BREAKING: SCOTUS denies Virginia Democrats' request to block the Virginia Supreme Court ruling tossing out the redistricting referendum. There are no noted dissents and no opinion.
[image or embed]
— Chris Geidner (@chrisgeidner.bsky.social) May 15, 2026 at 6:35 PM
The decision "leaves in place the deeply flawed ruling from the Supreme Court of Virginia, which overturned the results of a lawful election and erased the will of millions of Virginia voters," said Jones.
It also served as "yet another profoundly troubling example of the continued national attack on voting rights and the rule of law by [President] Donald Trump, Republican state legislatures, and conservative courts," said the attorney general.
The map that was narrowly approved by voters last month included four new Democratic-leaning US House districts in Virginia, putting the party on equal footing with Republicans nationally or potentially giving it an edge in a mid-decade redistricting battle that was kicked off last year. Trump has urged Republican state legislatures to redraw congressional districts to give the GOP more winnable seats in the US House—as the president's economic policies and his deeply unpopular war on Iran as well as other military actions have pushed his approval rating to a low point for his second term ahead of the November midterms.
The redistricting fight was intensified late last month with the Supreme Court's ruling in Louisiana v. Callais, which held that Louisiana must redraw its 2024 congressional map. The map had created a second majority-minority district in the state, whose population is one-third Black. The ruling effectively gutted Section 2 of the Voting Rights Act, which allowed voters of color to challenge racially discriminatory electoral maps in court.
After the ruling, Louisiana's Republican governor, Jeff Landry, suspended the state's primary elections to allow the Republican-controlled legislature to redraw the congressional map, throwing out roughly 45,000 votes that had already been cast.
In the Virginia case, the US Supreme Court sided with the state's high court, which had found earlier this month that Virginia's Democratic legislature improperly began the process of placing an amendment to the state constitution after early voting in last fall's election was underway.
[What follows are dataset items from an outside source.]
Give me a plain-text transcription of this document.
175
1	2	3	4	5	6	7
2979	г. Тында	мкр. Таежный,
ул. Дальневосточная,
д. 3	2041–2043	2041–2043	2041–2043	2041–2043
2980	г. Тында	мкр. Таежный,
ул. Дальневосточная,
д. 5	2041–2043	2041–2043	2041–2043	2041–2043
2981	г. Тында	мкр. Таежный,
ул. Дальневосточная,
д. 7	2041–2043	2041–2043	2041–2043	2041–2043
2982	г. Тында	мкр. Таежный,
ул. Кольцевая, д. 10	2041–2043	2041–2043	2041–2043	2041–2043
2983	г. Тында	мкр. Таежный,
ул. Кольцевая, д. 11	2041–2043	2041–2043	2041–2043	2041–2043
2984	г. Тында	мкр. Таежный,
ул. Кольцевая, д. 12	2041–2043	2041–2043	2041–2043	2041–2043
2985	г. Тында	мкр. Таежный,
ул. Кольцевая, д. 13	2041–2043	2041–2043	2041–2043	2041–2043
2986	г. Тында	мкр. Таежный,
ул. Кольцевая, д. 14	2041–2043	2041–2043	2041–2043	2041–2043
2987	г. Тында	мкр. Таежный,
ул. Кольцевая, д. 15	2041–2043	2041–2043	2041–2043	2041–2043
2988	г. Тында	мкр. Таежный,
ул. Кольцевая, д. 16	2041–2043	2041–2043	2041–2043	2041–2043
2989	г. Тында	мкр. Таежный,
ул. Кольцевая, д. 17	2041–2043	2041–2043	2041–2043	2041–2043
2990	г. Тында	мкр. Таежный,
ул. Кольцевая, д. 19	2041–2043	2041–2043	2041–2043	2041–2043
The amendment cleared the way for Democrats to redraw the map, and the General Assembly approved the amendment days before the election.
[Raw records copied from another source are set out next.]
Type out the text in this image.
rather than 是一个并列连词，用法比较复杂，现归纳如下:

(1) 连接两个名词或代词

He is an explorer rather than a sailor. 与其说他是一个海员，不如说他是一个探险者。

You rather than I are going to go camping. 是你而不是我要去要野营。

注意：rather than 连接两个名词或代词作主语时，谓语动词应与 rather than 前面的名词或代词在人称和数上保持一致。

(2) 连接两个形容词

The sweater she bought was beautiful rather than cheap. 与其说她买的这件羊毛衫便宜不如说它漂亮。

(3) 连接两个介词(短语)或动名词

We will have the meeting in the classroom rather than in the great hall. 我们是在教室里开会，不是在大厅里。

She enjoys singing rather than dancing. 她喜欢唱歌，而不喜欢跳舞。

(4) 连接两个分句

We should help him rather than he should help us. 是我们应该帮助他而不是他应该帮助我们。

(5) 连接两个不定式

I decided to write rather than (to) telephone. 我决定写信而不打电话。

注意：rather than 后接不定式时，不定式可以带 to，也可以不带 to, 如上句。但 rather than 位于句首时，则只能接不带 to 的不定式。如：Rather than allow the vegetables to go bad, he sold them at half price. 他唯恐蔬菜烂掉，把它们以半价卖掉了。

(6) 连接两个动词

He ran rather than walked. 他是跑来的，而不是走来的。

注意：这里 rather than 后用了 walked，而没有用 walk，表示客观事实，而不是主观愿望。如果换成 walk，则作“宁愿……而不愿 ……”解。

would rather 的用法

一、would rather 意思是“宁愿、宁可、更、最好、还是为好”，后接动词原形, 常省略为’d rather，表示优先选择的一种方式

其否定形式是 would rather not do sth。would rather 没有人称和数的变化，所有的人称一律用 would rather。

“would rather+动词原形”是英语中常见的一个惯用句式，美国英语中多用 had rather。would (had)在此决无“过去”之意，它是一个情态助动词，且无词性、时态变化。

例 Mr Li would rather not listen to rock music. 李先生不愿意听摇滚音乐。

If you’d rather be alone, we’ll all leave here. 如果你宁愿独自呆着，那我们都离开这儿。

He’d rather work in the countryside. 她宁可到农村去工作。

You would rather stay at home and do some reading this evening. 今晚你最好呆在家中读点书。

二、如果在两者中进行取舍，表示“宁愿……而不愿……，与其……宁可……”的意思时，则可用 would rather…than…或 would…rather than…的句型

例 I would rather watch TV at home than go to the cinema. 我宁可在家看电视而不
Virginia voters then approved the redrawn map in April, only to have the state Supreme Court strike it down.
In filing their emergency petition with the US Supreme Court, Virginia Democrats argued the ruling had undermined the will of the residents who had voted for the referendum in April.
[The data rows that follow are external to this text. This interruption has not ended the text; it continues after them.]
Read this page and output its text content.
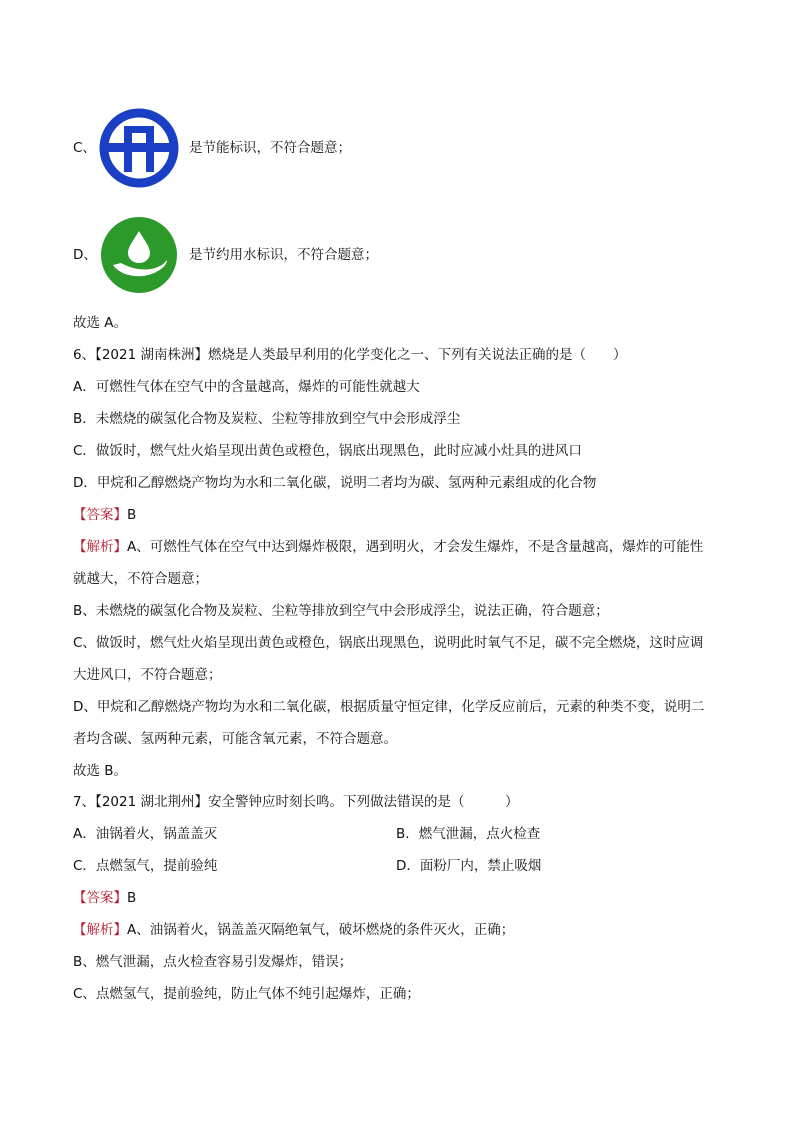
C、	是节能标识，不符合题意；
D、	是节约用水标识，不符合题意；
故选 A。
6、【2021 湖南株洲】燃烧是人类最早利用的化学变化之一、下列有关说法正确的是（　　）
A．可燃性气体在空气中的含量越高，爆炸的可能性就越大
B．未燃烧的碳氢化合物及炭粒、尘粒等排放到空气中会形成浮尘
C．做饭时，燃气灶火焰呈现出黄色或橙色，锅底出现黑色，此时应减小灶具的进风口
D．甲烷和乙醇燃烧产物均为水和二氧化碳，说明二者均为碳、氢两种元素组成的化合物
【答案】B
【解析】A、可燃性气体在空气中达到爆炸极限，遇到明火，才会发生爆炸，不是含量越高，爆炸的可能性
就越大，不符合题意；
B、未燃烧的碳氢化合物及炭粒、尘粒等排放到空气中会形成浮尘，说法正确，符合题意；
C、做饭时，燃气灶火焰呈现出黄色或橙色，锅底出现黑色，说明此时氧气不足，碳不完全燃烧，这时应调
大进风口，不符合题意；
D、甲烷和乙醇燃烧产物均为水和二氧化碳，根据质量守恒定律，化学反应前后，元素的种类不变，说明二
者均含碳、氢两种元素，可能含氧元素，不符合题意。
故选 B。
7、【2021 湖北荆州】安全警钟应时刻长鸣。下列做法错误的是（　　　）
A．油锅着火，锅盖盖灭	B．燃气泄漏，点火检查
C．点燃氢气，提前验纯	D．面粉厂内，禁止吸烟
【答案】B
【解析】A、油锅着火，锅盖盖灭隔绝氧气，破坏燃烧的条件灭火，正确；
B、燃气泄漏，点火检查容易引发爆炸，错误；
C、点燃氢气，提前验纯，防止气体不纯引起爆炸，正确；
On Friday evening, Democratic Gov. Abigail Spanberger said the court had chosen "to nullify an election and the votes of more than three million Virginians."
Jones added in his statement that "Donald Trump, Republican state legislatures, and conservative courts are systematically and unabashedly tilting power away from the people for Trump’s political gain. Just this past month in Louisiana, Tennessee, and South Carolina, they have redrawn their maps and diluted Black political representation because it threatens their hold on power."
"This attack is not subtle," said the attorney general. "It is a coordinated effort to stack the deck in the Republicans' favor before the midterms, lock in political advantage, and make it harder for voters, especially Black voters and communities of color, to hold Trump and his allies accountable. There can be no doubt: Trump and his allies want only their most politically extreme supporters to have their voices heard in Washington. The Supreme Court of Virginia’s previous decision and today’s refusal by the United States Supreme Court to act are only bolstering these extreme MAGA voices."
Addressing Virginia voters, Jones added, "This fight is far from over, and I am committed to fighting alongside you."